Blah Blah Blah

I'm not here right now, leave your name and number after the beep.......

Monday, April 29, 2013

the dinner roll was just to hard

We meet

We all sat down at the table
to eat
To eat
Rice pudding cake and
 Some meat
Some meat
then that dammed rabbit used his tongue not
His feet
His feet
Tiz a fight for blood with
No retreat
 No retreat
 We all sat down at the table
 To eat
To eat
Instead of food in battle
We meet
 We meet

Chris McQueeney

Blogger is doing strange things to me through my phone this is my 15th attempt to post this...this is in resp once to the image Tess put up on  The Mag...if you can please post a link to the mag in the comment thread for other readers to follow

Sunday, April 14, 2013

Here I am




One Day

One day the man
Woke up and realized
All the flat
Places
Filled with all
The flat
Faces
Were just
Paper filled trays
With words
And numbers from
Pain filled days


Chris McQueeney    4/14/13    12:00 A.M.


    It's been awhile...at times life can be a heavy burden to bear, other times it can be amazing. The last while has been heaver then I have ever had to carry. From the time of my injury at work until now has been fairly dark. The problem was that I didn't know how to express my needs to the right people. Never before in my life had I experienced true depression, and I have had a eventful life.
    The injury left me in a position where I could no longer use the trade I have mastered to support myself. At the same time I have suffered from the physical trauma and all that it entails.

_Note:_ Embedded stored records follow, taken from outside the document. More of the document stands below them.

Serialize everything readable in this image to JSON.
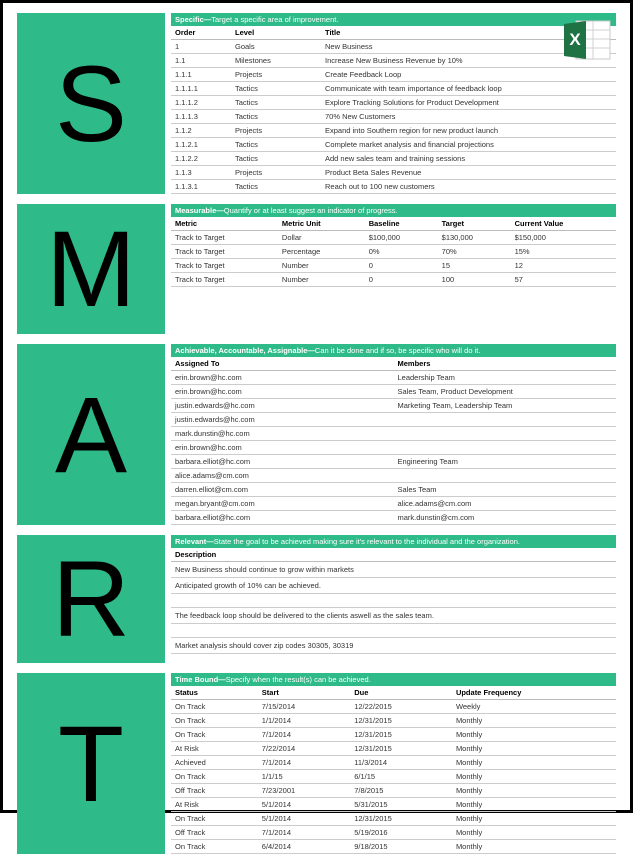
{
  "colors": {
    "accent": "#2fba8a",
    "border": "#000000",
    "rule": "#cccccc"
  },
  "excel_badge": {
    "name": "excel-icon"
  },
  "sections": {
    "s": {
      "letter": "S",
      "header_bold": "Specific—",
      "header_rest": "Target a specific area of improvement.",
      "cols": [
        "Order",
        "Level",
        "Title"
      ],
      "rows": [
        [
          "1",
          "Goals",
          "New Business"
        ],
        [
          "1.1",
          "Milestones",
          "Increase New Business Revenue by 10%"
        ],
        [
          "1.1.1",
          "Projects",
          "Create Feedback Loop"
        ],
        [
          "1.1.1.1",
          "Tactics",
          "Communicate with team importance of feedback loop"
        ],
        [
          "1.1.1.2",
          "Tactics",
          "Explore Tracking Solutions for Product Development"
        ],
        [
          "1.1.1.3",
          "Tactics",
          "70% New Customers"
        ],
        [
          "1.1.2",
          "Projects",
          "Expand into Southern region for new product launch"
        ],
        [
          "1.1.2.1",
          "Tactics",
          "Complete market analysis and financial projections"
        ],
        [
          "1.1.2.2",
          "Tactics",
          "Add new sales team and training sessions"
        ],
        [
          "1.1.3",
          "Projects",
          "Product Beta Sales Revenue"
        ],
        [
          "1.1.3.1",
          "Tactics",
          "Reach out to 100 new customers"
        ]
      ]
    },
    "m": {
      "letter": "M",
      "header_bold": "Measurable—",
      "header_rest": "Quantify or at least suggest an indicator of progress.",
      "cols": [
        "Metric",
        "Metric Unit",
        "Baseline",
        "Target",
        "Current Value"
      ],
      "rows": [
        [
          "Track to Target",
          "Dollar",
          "$100,000",
          "$130,000",
          "$150,000"
        ],
        [
          "Track to Target",
          "Percentage",
          "0%",
          "70%",
          "15%"
        ],
        [
          "Track to Target",
          "Number",
          "0",
          "15",
          "12"
        ],
        [
          "Track to Target",
          "Number",
          "0",
          "100",
          "57"
        ]
      ]
    },
    "a": {
      "letter": "A",
      "header_bold": "Achievable, Accountable, Assignable—",
      "header_rest": "Can it be done and if so, be specific who will do it.",
      "cols": [
        "Assigned To",
        "Members"
      ],
      "rows": [
        [
          "erin.brown@hc.com",
          "Leadership Team"
        ],
        [
          "erin.brown@hc.com",
          "Sales Team, Product Development"
        ],
        [
          "justin.edwards@hc.com",
          "Marketing Team, Leadership Team"
        ],
        [
          "justin.edwards@hc.com",
          ""
        ],
        [
          "mark.dunstin@hc.com",
          ""
        ],
        [
          "erin.brown@hc.com",
          ""
        ],
        [
          "barbara.elliot@hc.com",
          "Engineering Team"
        ],
        [
          "alice.adams@cm.com",
          ""
        ],
        [
          "darren.elliot@cm.com",
          "Sales Team"
        ],
        [
          "megan.bryant@cm.com",
          "alice.adams@cm.com"
        ],
        [
          "barbara.elliot@hc.com",
          "mark.dunstin@cm.com"
        ]
      ]
    },
    "r": {
      "letter": "R",
      "header_bold": "Relevant—",
      "header_rest": "State the goal to be achieved making sure it's relevant to the individual and the organization.",
      "cols": [
        "Description"
      ],
      "lines": [
        "New Business should continue to grow within markets",
        "Anticipated growth of 10% can be achieved.",
        "",
        "The feedback loop should be delivered to the clients aswell as the sales team.",
        "",
        "Market analysis should cover zip codes 30305, 30319"
      ]
    },
    "t": {
      "letter": "T",
      "header_bold": "Time Bound—",
      "header_rest": "Specify when the result(s) can be achieved.",
      "cols": [
        "Status",
        "Start",
        "Due",
        "Update Frequency"
      ],
      "rows": [
        [
          "On Track",
          "7/15/2014",
          "12/22/2015",
          "Weekly"
        ],
        [
          "On Track",
          "1/1/2014",
          "12/31/2015",
          "Monthly"
        ],
        [
          "On Track",
          "7/1/2014",
          "12/31/2015",
          "Monthly"
        ],
        [
          "At Risk",
          "7/22/2014",
          "12/31/2015",
          "Monthly"
        ],
        [
          "Achieved",
          "7/1/2014",
          "11/3/2014",
          "Monthly"
        ],
        [
          "On Track",
          "1/1/15",
          "6/1/15",
          "Monthly"
        ],
        [
          "Off Track",
          "7/23/2001",
          "7/8/2015",
          "Monthly"
        ],
        [
          "At Risk",
          "5/1/2014",
          "5/31/2015",
          "Monthly"
        ],
        [
          "On Track",
          "5/1/2014",
          "12/31/2015",
          "Monthly"
        ],
        [
          "Off Track",
          "7/1/2014",
          "5/19/2016",
          "Monthly"
        ],
        [
          "On Track",
          "6/4/2014",
          "9/18/2015",
          "Monthly"
        ]
      ]
    }
  }
}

For six months I had to survive on something like 600 a month...were I able to work I would make a good amount more than that a week. 
    After a daily battle with the fear and pain and despair and anger I reached a point that I told my Dr that I needed some help...but I didn't have the skills necessary to tell her how bad it actually was so she did not take me seriously. By December I was in a place where I had two choices, either kill myself, or drink...I drank.
    I drank a lot...more then my body could handle. I do not regret it at all, I am alive. One month ago today I started the journey to put down the drink, and was given what I needed to tell  the people in my life that I needed to quit drinking again, but I needed help because the detox process could kill me, and that once the shielding effect of the gin was gone the rage and despair would be waiting to take back its place chewing up my soul...chewing on me until I couldn't handle it anymore forcing me to let go.
    To my friends in the blogging world and the real world this doesn't come close to giving a full accounting of my life for the last nine months but it is what I can give you for now. 
    The other day I asked the mother of my children when Easter was, and she told me that it had already happened. Where was I? Probably on a plastic bed seeing things that were not there going through the DT's. For those of you who do not know what those are go here. My hope is that you never have to go through anything like them, I have and I can say it is not cool to see little things crawling on the floor that look like they were cloaked in the partial invisible shield that the Predator used to get its prey... especially not when feeling like shit.

Chris McQueeney    4/14/13    5:41 P.M. 
    

Tuesday, April 2, 2013

Word

The word


The word is Away
Lofting its Tone
Shouldering its Clarity
of Diction
Addiction to the Attitude
of Gracing Us with
     Just
          The
                Right
                      Chime
at Just such
a PERFECT
TIME
in THE ONLY JUST WAY
So as     to say
what...the word away
came to my Door
to say on that day
D E A T H   B E C O M E S  Y O U
But for shame
YOU know better
Then to wear white
After Labor Day
NO! NO! NO!
the word HAS away
no! Not so!
the word away really did
STAY
gentling its tone
as if it had a tone of its own
cradling its diction
as clearly as ALL around
     could see...
          could SEE...
               could SEE...
DEATH BECOMES NO ONE
and that includes
       me


Christopher McQueeney    3/27/13    11:54 P.M.

sitting being treated for my illness by some very dedicatyed people and missing my friends and family....expecially my kids...love you Chase and Karley!!!!

Monday, April 1, 2013

Life after Bombay



Wanting

I had a visit
with gin again
And it
was found wanting
Not so for me
For it seems
the gin of my dreams
Is only that...
My dreams

Chris McQueeney     2/2/2013   Late P.M.





I am currently being treated for some complications from my injury in july....I am doing much better and just wanted to say hi and check in with my friends....I will be back around to comment on your stuf after wed!